Everyone has a voice, and a choice to use it well, use it poorly, or not to use it at all.

Tuesday, January 11, 2011

Like a Stone on the Water

I love analogies. They allow my mind to apply abstract ideas (which I don't fully comprehend) to real, live, breathing things (which I understand a little more fully). As I considered the way men and women of vision and purpose live, and searched for an apt analogy, the water examples immediately came to mind. You've heard them : "swim against the current, not with it", "go with/against the flow". But they are just so worn out and tired that I thought it would be a pity to put them to work yet again. Besides, they don't quite do justice to the idea I have in mind.
Consider the floating swimmer. Wherever the current goes, he will go. His job is easy, but he has no control over where he will end up. Next, imagine the woman swimming against the flow. Her job is very difficult, but she has more control over where she goes.
Lets add in a qualification . Lets say the flow is moving in a bad direction. A floating swimmer would not like where he ended up. If we imagine things this way, it is clear that both the "swimmer" and the "floater" will, in the end, arrive at an unpleasant end. Even the swimmer will eventually tire. I don't want to be either of them.
I want to be like a stone, skipped on the water. Unlike the "stone on the water" in the Killers song, the elements would not decide my fate. I would be thrown/sent/propelled by a force much greater than any found in my little rock body. My success, course, destination would not be determined by me, but by the thrower/sender/propeller. As a stone, my only job would be to allow myself to be thrown.
What would the life of that stone be like? It is constantly in close proximity to the deadly current, even in some way connected to it. It is not, however, immersed in it or subject to it as the swimmer and floater are. It sends many ripples across the water. These ripples speak a very different testimony than do the strokes of the swimmer, or the inert apathy of the floater.
The swimmers' strokes are, more than almost any other common human movement, a pure fight against death. No one dies once they stop running, or once they stop eating (at least not very soon after). But if the swimmer ceases his movements, he will be dead within a few minutes. And so the testimony of the swimmer is: my purpose is to not die.

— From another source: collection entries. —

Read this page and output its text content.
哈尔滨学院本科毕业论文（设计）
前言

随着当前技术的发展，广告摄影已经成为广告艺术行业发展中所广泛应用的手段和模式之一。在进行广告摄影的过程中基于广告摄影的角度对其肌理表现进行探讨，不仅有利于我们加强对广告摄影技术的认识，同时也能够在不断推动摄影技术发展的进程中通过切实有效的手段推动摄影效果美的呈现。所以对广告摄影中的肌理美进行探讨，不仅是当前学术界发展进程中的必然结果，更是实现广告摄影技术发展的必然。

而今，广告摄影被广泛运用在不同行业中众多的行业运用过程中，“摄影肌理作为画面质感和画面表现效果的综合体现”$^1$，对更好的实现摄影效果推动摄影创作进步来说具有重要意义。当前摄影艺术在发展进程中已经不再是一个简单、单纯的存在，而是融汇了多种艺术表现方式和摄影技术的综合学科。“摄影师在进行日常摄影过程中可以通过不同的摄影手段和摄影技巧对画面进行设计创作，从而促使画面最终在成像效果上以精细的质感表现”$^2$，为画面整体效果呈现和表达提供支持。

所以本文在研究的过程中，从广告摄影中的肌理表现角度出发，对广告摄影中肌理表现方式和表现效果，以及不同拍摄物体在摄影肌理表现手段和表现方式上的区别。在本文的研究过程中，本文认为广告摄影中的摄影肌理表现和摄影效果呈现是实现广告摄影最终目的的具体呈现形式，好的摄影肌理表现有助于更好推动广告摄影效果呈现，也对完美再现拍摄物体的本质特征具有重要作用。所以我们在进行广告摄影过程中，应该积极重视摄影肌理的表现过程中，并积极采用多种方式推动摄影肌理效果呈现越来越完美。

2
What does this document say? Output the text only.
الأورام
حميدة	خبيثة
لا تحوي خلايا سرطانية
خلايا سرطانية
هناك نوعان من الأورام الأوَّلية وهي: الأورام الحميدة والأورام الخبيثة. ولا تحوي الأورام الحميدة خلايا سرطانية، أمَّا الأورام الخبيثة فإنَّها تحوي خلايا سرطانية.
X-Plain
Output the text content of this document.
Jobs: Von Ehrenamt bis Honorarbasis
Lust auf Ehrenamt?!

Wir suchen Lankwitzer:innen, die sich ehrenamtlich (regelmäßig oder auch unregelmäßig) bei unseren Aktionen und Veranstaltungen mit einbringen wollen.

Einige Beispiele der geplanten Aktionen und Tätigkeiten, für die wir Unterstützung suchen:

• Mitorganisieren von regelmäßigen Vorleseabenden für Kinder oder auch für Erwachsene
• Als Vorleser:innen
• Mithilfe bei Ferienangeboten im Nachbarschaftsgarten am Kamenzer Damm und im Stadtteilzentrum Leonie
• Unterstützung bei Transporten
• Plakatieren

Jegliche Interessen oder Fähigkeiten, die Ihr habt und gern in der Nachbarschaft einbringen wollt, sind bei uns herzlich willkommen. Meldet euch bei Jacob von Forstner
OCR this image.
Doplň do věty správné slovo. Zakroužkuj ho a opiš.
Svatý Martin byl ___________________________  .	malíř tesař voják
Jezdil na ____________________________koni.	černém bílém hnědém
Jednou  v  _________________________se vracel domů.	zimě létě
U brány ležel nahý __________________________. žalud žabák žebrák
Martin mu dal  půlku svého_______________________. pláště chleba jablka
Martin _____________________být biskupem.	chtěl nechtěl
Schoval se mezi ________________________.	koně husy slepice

The floater's apathy could arise from two different mindsets. Either he has given up trying to reach his desired destination, or the current itself is his destination. If he has given up, the testimony is: my original purpose is too hard to attain. If his destination is, ridiculously, the current (this describes many of us), his testimony is: I am content to "go with the flow". That doesn't seem so bad until we remember our qualification - the current leads to a bad place.

The ripples of the skipped stone say: I am on a mission, I am sent by a sender and guided by a guider. I am on the water, close to it, but not enveloped in or controlled by it. I have a destination.

If guided by a strong hand, the stone can travel upstream, downstream, or across to the other side. Consider the effects if the Hand was good, and wise, and strong, and purposeful. What an exciting and effective life the stone would have! There is literally no place it could not go, no thing it could not do. Of course it wouldn't, at the core of the matter, be the stone doing the "doing". Still, I imagine it would be much better to be the stone than the swimmer or the floater.

You have probably noticed a few cracks in my analogy - fissures where it doesn't apply accurately to real life. Humans are much more complex than stones, and life is much more complex than water and current. Life is more complicated than any analogy. Maybe my love for them comes from a desire to leave complications behind and enter a simpler sphere. I guess that is what we are all shooting for to some degree. So, pick up this analogy. Weigh it in your hand like a stone, feel its texture and nature. If you like it, keep it. If not, drop it on the shore.